Using the Life Cycle of Media Manipulation, each case study features a chronological description of a media manipulation event, which is filtered along specific variables such as tactics, targets, mitigation, outcomes, and keywords.
In the fall of 2019, a coalition of conservative and right-wing influencers and conspiracists encouraged campaign participants to keyword squat the name of an individual who they alleged was the whistleblower who lodged a complaint about President Trump's dealings with Ukraine. Mainstream press outlets implemented a media blackout to protect the identity of the whistleblower, which involved never printing the name of anyone alleged to be the person, including the target of the campaign. This asymmetrical media environment shaped the breaking news event and led to misidentification and targeted harassment.
The viral slogan “Jobs Not Mobs” was popularized on social media and conservative press in early October 2018, before official political adoption by President Donald Trump later that month. This campaign formulated through interactions between small social media accounts and influencers with large audiences, working together to popularize a meme linking the Democratic Party to violent mobs, and Republicans to job growth.
“Endless Mayfly” was an operation that created inauthentic websites spoofing established media outlets and online personas to spread false and inflammatory content targeting Saudi Arabia, the US, and Israel from at least April 2016 to November 2018. The operation astroturfed a false grassroots organization purporting to advocate against Saudi Arabia and Wahhabism, and seeded related false content to activists and journalists, which in some instances was traded up the chain to the mainstream media.
In December 2017, congressional candidate Omar Navarro instigated a media manipulation campaign to denigrate his political opponent, Congresswoman Maxine Waters. Exploiting prejudice and wedge issues via a forgery, his campaign was seeded by pseudonymous participants and right-wing influencers online. After Waters formally challenged the harassment on Twitter, the campaign was amplified by mainstream press, and investigated by the FBI.
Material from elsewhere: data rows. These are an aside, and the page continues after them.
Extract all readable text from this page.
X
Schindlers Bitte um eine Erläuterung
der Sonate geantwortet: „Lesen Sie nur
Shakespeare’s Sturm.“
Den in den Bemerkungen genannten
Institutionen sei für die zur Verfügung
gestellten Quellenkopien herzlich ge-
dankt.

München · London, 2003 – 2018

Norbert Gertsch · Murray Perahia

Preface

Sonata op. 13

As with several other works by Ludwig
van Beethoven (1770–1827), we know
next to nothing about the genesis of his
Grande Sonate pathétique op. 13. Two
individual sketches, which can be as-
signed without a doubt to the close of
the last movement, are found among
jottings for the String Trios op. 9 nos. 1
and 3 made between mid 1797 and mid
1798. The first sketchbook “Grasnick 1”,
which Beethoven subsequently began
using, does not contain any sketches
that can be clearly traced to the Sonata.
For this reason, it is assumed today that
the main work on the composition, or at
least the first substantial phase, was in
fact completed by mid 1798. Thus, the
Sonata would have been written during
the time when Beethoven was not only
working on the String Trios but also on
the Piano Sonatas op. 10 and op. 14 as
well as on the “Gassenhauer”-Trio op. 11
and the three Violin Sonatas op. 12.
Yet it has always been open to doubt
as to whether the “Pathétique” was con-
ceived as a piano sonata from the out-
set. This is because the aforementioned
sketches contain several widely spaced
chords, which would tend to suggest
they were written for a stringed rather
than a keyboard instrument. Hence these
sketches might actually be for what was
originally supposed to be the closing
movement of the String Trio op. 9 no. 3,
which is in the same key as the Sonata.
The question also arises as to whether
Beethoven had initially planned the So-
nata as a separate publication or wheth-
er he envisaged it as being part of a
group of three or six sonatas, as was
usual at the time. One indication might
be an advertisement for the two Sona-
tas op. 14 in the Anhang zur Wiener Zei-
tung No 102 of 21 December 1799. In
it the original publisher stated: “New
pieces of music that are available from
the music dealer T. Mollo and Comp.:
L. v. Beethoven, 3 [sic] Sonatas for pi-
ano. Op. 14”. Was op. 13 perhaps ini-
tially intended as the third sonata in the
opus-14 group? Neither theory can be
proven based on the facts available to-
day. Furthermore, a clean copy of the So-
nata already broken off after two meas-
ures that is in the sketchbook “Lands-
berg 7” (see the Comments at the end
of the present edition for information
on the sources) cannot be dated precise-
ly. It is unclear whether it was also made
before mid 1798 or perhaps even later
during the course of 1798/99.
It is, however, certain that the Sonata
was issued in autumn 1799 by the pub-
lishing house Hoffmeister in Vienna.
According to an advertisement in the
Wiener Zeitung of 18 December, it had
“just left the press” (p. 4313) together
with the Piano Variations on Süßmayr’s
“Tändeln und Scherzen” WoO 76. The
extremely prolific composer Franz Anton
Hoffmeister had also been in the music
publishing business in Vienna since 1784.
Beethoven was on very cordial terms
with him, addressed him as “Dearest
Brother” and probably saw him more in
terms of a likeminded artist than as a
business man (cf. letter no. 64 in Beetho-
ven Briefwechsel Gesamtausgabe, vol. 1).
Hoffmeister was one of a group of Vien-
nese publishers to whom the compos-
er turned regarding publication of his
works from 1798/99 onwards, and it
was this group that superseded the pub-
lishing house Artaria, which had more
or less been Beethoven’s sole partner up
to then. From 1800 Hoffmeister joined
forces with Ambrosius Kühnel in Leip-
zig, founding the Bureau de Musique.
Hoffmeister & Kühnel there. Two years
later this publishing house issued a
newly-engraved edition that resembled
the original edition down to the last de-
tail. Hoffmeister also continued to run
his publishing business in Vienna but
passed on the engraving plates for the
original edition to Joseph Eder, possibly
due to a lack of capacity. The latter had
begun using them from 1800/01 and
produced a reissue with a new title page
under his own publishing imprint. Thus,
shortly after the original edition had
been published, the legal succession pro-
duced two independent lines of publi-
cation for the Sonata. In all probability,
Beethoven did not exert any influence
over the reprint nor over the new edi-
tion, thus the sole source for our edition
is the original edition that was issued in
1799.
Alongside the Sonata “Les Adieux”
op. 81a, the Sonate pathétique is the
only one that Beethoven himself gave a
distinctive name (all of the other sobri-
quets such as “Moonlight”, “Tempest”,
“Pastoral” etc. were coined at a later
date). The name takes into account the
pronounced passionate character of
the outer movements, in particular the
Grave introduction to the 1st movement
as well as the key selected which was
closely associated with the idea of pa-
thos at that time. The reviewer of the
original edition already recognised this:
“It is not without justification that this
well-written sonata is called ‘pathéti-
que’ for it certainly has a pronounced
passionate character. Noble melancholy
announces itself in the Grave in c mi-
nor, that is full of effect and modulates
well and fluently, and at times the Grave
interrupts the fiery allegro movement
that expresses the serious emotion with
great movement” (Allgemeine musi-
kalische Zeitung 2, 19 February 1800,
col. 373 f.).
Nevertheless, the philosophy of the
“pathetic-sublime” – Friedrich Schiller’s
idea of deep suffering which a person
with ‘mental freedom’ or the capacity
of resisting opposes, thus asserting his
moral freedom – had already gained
“It’s okay to be white” (IOTBW) is a viral sloganadopted and popularized by a variety of reactionary communities beginning in 2017. The campaign to promote the slogan exploited the wedge issue of white racial consciousness and identity, utilizing memes, flyering campaigns, and influencers to trade the phrase up the chain to garner significant press attention. Campaign organizers have redeployed the viral slogan strategically multiple times over the years and it continues to be used.